Woman with handbags (symbolic image): Fashion bloggers receive goods from companies, but also buy products themselves

Photo:

Phamai Techaphan/Getty Images

An influencer has failed in court to claim expenses for her clothing and accessories as business expenses.

When it comes to ordinary bourgeois clothing and fashion accessories, a separation between private and business is not possible, said the Lower Saxony tax court in Hanover.

The mere possibility of private use precludes tax consideration, it was said.

The items of clothing are also not typical work clothing.

The decision dates back to November, but it has now been featured prominently in the court's newsletter.

The court found in the case that the profession of influencer or blogger should not be assessed differently than other professions.

It is therefore irrelevant whether the woman actually used the purchased clothing and accessories exclusively for business purposes.

The court thus agreed with the assessment of the tax office responsible for the influencer.

A married couple who filed their tax return jointly filed the lawsuit.

According to the court, the influencer is a woman who runs a fashion and lifestyle blog on various social media channels and a website.

In addition to the goods she had received from various companies to promote them, the plaintiff had purchased various items of clothing and handbags from well-known brands, which she said were important for practicing her profession.

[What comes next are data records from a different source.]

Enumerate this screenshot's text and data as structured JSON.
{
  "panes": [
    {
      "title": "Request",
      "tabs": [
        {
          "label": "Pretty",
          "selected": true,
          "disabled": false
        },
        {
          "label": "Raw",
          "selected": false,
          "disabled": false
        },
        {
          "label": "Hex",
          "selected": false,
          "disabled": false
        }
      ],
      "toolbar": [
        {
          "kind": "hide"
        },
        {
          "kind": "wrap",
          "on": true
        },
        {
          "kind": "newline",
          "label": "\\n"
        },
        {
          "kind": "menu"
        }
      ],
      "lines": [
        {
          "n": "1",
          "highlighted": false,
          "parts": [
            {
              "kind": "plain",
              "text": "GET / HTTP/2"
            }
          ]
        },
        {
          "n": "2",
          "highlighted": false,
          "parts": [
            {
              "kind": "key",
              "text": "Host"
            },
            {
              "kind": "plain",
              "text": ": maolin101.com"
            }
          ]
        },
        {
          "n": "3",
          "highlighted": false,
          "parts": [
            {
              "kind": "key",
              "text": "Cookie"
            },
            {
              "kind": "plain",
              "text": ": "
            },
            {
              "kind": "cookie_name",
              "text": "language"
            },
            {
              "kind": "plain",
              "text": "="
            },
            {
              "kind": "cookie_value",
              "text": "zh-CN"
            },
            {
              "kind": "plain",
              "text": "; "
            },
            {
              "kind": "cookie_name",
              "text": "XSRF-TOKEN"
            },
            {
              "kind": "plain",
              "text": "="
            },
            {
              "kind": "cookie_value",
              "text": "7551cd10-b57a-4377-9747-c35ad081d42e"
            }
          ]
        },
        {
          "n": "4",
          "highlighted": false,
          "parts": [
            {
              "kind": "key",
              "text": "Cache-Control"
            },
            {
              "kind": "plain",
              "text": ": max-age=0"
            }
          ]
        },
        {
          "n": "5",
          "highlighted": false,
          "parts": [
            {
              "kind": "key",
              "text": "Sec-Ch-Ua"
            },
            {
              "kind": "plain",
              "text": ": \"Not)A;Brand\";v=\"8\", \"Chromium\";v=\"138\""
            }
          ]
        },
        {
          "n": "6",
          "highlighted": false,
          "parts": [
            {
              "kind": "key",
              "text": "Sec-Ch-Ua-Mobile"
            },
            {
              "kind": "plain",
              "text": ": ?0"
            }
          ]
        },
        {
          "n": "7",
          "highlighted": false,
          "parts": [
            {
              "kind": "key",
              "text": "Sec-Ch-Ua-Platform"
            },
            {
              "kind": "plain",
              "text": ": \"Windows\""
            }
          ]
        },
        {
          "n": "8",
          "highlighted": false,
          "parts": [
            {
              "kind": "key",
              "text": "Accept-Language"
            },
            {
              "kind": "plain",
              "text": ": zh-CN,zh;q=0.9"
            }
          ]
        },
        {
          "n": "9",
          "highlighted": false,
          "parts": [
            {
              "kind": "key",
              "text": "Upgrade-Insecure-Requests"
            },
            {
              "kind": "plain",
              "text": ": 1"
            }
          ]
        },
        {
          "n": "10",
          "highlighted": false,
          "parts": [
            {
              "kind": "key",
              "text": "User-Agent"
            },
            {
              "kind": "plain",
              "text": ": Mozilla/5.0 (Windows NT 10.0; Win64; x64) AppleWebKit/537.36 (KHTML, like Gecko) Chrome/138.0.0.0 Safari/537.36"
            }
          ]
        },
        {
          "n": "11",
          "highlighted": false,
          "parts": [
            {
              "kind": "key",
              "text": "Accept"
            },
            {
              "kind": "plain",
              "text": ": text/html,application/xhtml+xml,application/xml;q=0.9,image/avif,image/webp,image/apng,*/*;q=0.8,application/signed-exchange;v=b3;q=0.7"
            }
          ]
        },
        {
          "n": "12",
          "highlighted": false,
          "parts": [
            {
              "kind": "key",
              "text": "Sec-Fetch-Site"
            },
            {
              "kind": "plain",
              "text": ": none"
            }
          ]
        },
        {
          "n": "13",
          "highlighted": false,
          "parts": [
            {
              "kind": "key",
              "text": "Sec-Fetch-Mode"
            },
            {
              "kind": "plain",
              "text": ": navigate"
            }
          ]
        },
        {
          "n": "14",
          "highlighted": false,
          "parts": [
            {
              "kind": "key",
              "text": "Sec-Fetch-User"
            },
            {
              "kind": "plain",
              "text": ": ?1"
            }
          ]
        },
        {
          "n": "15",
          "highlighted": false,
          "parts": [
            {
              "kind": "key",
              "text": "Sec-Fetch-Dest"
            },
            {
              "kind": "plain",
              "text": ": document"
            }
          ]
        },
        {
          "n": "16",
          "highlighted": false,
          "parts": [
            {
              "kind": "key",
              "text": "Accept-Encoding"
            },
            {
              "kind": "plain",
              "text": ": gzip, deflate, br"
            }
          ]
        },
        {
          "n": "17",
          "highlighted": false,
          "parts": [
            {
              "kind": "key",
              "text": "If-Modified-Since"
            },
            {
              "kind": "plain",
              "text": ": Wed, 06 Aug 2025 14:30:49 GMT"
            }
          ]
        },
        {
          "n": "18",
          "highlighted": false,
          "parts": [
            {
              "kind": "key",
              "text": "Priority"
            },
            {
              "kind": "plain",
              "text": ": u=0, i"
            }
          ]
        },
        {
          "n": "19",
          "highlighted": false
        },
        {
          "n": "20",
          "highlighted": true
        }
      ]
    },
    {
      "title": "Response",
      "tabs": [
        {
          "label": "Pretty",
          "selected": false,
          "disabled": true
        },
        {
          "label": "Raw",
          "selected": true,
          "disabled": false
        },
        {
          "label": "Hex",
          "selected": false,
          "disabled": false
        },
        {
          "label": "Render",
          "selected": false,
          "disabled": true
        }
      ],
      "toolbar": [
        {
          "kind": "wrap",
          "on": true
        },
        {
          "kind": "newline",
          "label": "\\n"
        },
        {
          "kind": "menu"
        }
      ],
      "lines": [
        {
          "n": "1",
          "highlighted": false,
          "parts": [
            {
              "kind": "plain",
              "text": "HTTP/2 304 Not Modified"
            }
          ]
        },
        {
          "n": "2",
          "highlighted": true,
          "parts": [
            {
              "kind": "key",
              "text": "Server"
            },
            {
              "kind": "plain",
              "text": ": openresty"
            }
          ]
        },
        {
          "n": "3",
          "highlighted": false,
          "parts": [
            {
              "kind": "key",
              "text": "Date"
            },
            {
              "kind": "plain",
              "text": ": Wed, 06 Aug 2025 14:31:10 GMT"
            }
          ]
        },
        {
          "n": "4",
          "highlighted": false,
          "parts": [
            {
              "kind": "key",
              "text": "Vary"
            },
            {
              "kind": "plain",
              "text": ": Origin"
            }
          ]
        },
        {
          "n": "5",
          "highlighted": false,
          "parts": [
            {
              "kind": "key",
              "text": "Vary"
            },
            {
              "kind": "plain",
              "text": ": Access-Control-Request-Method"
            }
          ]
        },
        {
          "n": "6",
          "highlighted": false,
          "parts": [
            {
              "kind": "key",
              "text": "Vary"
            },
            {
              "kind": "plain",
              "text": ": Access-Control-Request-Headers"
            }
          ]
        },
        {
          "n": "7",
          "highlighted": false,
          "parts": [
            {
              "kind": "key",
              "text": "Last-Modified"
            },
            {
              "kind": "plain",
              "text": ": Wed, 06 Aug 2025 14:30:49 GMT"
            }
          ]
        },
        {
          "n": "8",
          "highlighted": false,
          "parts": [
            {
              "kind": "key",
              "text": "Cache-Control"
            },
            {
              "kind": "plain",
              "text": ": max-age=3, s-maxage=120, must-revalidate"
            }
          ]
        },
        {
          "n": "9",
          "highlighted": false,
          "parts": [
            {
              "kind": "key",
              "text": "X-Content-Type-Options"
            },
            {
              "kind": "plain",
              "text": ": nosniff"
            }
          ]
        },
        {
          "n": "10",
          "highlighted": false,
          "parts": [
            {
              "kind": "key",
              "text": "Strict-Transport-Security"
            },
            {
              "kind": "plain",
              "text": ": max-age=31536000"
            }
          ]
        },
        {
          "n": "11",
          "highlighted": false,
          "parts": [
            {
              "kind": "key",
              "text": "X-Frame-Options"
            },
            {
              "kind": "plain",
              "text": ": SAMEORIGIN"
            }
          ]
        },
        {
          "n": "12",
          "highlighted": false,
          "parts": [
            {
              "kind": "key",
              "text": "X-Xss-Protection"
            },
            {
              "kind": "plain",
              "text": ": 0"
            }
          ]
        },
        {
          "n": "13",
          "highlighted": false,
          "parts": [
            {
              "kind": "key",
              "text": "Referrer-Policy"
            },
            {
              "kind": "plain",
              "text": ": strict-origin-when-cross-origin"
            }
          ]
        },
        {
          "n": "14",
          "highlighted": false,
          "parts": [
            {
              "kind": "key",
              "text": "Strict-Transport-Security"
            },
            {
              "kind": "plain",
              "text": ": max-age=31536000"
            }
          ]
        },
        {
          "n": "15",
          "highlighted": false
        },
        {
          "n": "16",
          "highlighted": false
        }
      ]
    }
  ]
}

She wanted her expenses to be taken into account as business expenses.

Initially it was about a share of 40 percent of the actual expenses and later also about being able to fully deduct the accessories she purchased from her taxes.

The tax office, which had looked into the woman's influencer activities as part of a so-called external audit, had refused to recognize the expenses as business expenses - on the grounds that all of the items purchased could also be used privately.

The couple argued, however, that the purchased accessories would only be used in a professional context, for example in so-called stories for social media.

Those stories are staged in such a way that they have a private context: but if the woman publishes texts and pictures and mentions business partners, it is about her professional activity.